Drawabox 250 box challenge: gaining further insights
In lieu of my drawing warm-ups today, since I'm short on time and need to code, I'm doing some quick research on how to get the most bang for my buck in the Drawabox 250 Box Challenge.
I'm only about 35 boxes in, and I'm on the struggle bus. Recently, I have had a few questions about it.
- What exactly is the full purpose of drawing the colored lines on each finished page of boxes?
- What is the benefit of avoiding any sort of parallel lines on my boxes, and moreover, how exactly do I even do that without completely distorting my boxes?
So I reread the article and did some speculating and thinking.
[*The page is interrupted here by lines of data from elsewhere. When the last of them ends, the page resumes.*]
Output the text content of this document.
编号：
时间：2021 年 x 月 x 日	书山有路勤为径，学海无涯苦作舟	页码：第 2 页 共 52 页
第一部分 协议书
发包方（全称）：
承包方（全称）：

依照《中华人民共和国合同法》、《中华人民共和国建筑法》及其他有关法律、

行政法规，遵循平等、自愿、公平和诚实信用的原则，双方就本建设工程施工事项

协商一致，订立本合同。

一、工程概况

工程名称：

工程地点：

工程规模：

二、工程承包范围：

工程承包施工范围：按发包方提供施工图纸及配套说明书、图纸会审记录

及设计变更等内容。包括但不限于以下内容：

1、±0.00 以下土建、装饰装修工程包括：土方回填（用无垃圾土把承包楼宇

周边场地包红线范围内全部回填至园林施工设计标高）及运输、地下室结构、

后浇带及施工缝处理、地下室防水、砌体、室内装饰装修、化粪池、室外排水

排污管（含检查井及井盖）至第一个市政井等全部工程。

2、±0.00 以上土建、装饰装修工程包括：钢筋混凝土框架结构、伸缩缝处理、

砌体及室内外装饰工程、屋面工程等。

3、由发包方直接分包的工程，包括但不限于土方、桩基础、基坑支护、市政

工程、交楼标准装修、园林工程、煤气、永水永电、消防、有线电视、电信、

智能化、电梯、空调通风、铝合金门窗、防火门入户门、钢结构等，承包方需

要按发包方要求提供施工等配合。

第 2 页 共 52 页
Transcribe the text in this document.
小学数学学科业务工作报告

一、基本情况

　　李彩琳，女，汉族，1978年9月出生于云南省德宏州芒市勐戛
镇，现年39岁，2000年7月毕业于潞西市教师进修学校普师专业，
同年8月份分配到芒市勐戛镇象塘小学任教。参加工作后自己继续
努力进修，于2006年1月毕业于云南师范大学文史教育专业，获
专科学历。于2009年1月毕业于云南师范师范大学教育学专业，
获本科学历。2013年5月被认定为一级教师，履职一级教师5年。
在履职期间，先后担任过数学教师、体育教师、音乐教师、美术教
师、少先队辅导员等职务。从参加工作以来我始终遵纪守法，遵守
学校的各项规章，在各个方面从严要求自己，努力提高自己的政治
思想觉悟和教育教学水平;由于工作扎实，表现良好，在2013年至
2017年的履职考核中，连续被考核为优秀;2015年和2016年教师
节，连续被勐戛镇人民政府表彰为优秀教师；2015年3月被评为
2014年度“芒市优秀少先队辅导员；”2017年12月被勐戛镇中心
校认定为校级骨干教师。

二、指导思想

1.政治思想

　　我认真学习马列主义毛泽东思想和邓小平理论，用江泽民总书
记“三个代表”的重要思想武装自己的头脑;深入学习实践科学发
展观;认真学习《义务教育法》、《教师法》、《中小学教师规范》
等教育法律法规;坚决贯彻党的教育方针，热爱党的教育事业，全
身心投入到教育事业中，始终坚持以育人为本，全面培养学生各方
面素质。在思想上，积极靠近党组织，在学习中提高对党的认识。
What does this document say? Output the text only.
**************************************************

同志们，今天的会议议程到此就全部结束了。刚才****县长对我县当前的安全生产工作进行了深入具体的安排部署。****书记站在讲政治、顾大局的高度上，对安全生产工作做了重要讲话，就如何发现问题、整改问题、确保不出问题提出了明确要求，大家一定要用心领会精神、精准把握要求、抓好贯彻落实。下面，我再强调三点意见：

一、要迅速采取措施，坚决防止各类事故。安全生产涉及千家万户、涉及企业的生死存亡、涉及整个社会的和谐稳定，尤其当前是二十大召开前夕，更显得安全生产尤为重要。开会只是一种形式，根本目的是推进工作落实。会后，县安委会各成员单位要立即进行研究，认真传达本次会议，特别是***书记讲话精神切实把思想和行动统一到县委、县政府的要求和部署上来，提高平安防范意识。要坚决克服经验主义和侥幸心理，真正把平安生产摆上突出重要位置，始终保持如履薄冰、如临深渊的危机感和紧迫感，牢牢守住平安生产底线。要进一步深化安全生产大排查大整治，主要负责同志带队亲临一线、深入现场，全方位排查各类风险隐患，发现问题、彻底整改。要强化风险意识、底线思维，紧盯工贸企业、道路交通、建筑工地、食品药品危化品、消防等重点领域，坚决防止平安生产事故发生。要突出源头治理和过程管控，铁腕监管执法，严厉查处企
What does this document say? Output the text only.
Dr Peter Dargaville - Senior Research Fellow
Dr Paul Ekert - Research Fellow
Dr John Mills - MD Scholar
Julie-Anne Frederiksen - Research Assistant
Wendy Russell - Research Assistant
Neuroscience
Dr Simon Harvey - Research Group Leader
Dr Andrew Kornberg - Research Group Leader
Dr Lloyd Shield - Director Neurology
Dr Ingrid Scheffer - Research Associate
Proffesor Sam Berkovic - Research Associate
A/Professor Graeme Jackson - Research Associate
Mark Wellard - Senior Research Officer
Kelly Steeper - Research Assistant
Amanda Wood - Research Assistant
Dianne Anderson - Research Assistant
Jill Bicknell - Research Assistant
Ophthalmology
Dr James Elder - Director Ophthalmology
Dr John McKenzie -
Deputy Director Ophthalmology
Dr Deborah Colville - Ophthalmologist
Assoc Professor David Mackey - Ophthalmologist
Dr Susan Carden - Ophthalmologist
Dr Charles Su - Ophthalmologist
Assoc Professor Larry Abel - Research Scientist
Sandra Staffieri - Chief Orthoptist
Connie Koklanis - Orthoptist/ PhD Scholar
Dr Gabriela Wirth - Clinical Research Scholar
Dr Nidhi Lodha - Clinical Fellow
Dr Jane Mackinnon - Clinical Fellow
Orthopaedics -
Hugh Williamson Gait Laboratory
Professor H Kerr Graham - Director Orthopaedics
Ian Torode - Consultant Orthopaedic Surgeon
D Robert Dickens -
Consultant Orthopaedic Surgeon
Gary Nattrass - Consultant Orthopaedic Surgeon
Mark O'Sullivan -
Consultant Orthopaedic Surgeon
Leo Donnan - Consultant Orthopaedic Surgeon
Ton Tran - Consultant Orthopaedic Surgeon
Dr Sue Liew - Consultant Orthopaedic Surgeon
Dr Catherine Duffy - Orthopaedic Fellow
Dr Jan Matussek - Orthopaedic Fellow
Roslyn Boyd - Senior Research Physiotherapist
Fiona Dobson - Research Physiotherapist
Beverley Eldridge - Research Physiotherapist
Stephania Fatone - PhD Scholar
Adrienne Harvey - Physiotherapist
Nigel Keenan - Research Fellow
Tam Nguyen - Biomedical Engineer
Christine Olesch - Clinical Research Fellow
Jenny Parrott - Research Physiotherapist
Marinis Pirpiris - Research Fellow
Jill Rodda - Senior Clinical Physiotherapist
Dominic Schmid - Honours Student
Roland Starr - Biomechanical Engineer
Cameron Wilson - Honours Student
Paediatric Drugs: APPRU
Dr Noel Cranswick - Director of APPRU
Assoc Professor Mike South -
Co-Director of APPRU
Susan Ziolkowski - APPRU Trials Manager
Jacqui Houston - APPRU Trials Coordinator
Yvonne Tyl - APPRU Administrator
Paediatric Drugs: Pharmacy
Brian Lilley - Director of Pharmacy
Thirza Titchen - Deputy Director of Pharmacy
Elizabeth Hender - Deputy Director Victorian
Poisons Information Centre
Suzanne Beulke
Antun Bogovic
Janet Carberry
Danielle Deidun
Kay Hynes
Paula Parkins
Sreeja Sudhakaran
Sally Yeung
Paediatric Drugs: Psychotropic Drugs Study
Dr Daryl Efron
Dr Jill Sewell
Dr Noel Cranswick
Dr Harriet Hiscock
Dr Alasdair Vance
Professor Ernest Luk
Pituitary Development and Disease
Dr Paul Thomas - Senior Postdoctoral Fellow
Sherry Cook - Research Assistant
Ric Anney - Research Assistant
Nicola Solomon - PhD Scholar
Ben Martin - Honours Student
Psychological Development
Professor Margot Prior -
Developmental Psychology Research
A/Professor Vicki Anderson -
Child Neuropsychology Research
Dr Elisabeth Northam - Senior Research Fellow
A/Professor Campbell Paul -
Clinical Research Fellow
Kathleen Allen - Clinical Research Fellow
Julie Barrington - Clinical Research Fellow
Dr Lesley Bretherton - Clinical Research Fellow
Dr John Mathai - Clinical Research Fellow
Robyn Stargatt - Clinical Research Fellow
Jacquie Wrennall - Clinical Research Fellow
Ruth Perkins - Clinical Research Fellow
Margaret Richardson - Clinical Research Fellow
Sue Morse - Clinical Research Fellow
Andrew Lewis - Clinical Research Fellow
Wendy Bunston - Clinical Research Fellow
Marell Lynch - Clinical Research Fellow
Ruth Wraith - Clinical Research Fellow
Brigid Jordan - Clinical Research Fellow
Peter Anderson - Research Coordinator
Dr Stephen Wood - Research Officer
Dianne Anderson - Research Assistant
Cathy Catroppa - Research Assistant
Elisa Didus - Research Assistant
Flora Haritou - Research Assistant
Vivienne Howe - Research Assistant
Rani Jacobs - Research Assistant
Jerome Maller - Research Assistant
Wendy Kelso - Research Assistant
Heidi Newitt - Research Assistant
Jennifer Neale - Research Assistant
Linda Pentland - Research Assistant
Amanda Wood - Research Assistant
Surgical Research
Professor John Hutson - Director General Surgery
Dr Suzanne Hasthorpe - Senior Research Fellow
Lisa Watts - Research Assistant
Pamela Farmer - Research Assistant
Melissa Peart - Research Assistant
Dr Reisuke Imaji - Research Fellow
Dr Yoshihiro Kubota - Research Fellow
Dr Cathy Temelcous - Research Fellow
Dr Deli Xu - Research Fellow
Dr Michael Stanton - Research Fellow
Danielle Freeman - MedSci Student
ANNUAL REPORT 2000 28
What I gathered: the goal of the colored line extensions is to have them eventually all meet at the same point. No crossing over each other, or spiraling out into weird directions. Even if you don't have enough room on your paper to measure this, it's what would happen if you theoretically had unlimited paper. So you basically just have to visualize it.
For the parallel lines question: the lines are supposed to represent something that is parallel without actually being parallel. Actually, if you visualize the vanishing points and corresponding line extensions before actually drawing them, then you can see that parallel lines don't really make sense. My problem was that I was thinking about boxes in terms of how I drew them in elementary school (i.e. this line goes down, then draw the next line connected to it) instead of in terms of where vanishing points should be extended to.
There are basically two components to getting this working: properly visualizing, an inherently mental exercise, and proper execution, an inherently physical exercise. I struggle with both, but I've got time. I'll get it down. I will have to think about this again while actually drawing, I think, for it to fully solidify in my mind.